Tuesday 27 July 2021 12:47 pm

The £46,250 Toyota Corolla: cult-classic AE86 smashes auction record

A 1987 Toyota Corolla GT has sold for an unprecedented £46,250 at auction. The ‘AE86’ model smashed the US record price of $40,000 (£29,004), set earlier this year.

Bought new for £12,500 from Hallens Toyota of Cambridge, the Corolla still wears its original Wine Red paintwork, dealer-fit number plates and mud flaps. It has covered 92,000 miles in the hands of one lady owner.

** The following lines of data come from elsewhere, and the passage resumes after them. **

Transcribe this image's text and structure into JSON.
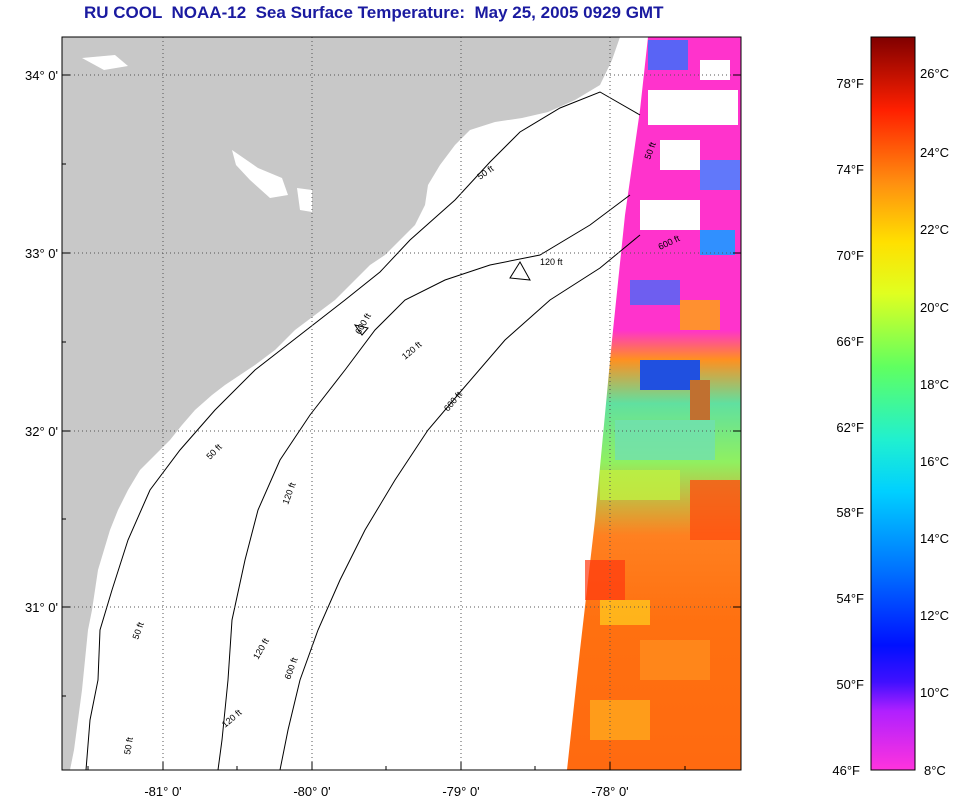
{
  "title": "RU COOL  NOAA-12  Sea Surface Temperature:  May 25, 2005 0929 GMT",
  "latitude_labels": [
    "34° 0'",
    "33° 0'",
    "32° 0'",
    "31° 0'"
  ],
  "longitude_labels": [
    "-81° 0'",
    "-80° 0'",
    "-79° 0'",
    "-78° 0'"
  ],
  "contour_labels": [
    "50 ft",
    "50 ft",
    "50 ft",
    "50 ft",
    "50 ft",
    "120 ft",
    "120 ft",
    "120 ft",
    "120 ft",
    "120 ft",
    "600 ft",
    "600 ft",
    "600 ft",
    "600 ft"
  ],
  "colorbar": {
    "fahrenheit_labels": [
      "78°F",
      "74°F",
      "70°F",
      "66°F",
      "62°F",
      "58°F",
      "54°F",
      "50°F",
      "46°F"
    ],
    "celsius_labels": [
      "26°C",
      "24°C",
      "22°C",
      "20°C",
      "18°C",
      "16°C",
      "14°C",
      "12°C",
      "10°C",
      "8°C"
    ]
  },
  "colors": {
    "title": "#1a1aa0",
    "land": "#c8c8c8",
    "ocean": "#ffffff",
    "cloud": "#ff33cc"
  }
}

The sales invoice shows no extra-cost options were chosen, but standard equipment includes side stripes, multi-spoke alloy wheels, a sunroof and a cassette player.

Saved from the crusher

Toyota Corolla GT
(Car and Classic)

Sold via Car & Classic’s online auction website, the Corolla nearly didn’t make it this far. After vandals keyed the paint in 2006, it was effectively written-off by the high cost of repair.

Thankfully, the owner bought it back from her insurer and had it restored to as-new condition. According to Car & Classic: ‘she simply couldn’t contemplate her beloved car being unjustly sent to the crusher’.

After 34 years, she finally decided to sell. A injury had made the Toyota, without power-assisted steering, a difficult car to drive every day.

As seen on screen

Toyota Corolla GT
(Car and Classic)

The rear-wheel-drive Corolla AE86, built between 1984 and 1987, was originally considered to be a fairly vanilla grocery-getter. However, a starring role in Japanese manga film Initial D, coupled with success in rallying, soon elevated it to cult status.

Appearances in the Fast and the Furious movies and Gran Turismo PlayStation games followed, and the AE86 became a favourite of modified car fans – particularly those with a penchant for drifting.

As a result, very few original examples are left, which explains why this standard-spec survivor was so sought-after. Let’s hope it remains as Toyota intended.

Steer from the rear

Toyota Corolla GT
(Car and Classic)

Several years ago, we drove Toyota UK’s heritage AE86 for our Retro Road Test. Let’s conclude with an excerpt from that review, revealing what makes this outwardly humble hatchback so special:

‘The twin-overhead-cam engine offers electric throttle response and revs all the way to 7,700rpm. It sounds fantastic, too, the noise hardening to a visceral snarl as the needle passes 4,500rpm. The Toyota isn’t fast by modern standards, but there’s ample performance here – if you’re prepared to work for it.

‘However, the AE86 legend was built on the drift circuit, not the drag strip. And it’s the way this car goes around corners that still gets enthusiasts excited. The unassisted steering feels wonderfully delicate, while a prod of the throttle adds some easily-controlled steer-from-the-rear.

‘We couldn’t make the pilgrimage to Japan’s Mount Fuji, but a few empty roundabouts near Crawley provided plenty of laugh-out-loud fun.’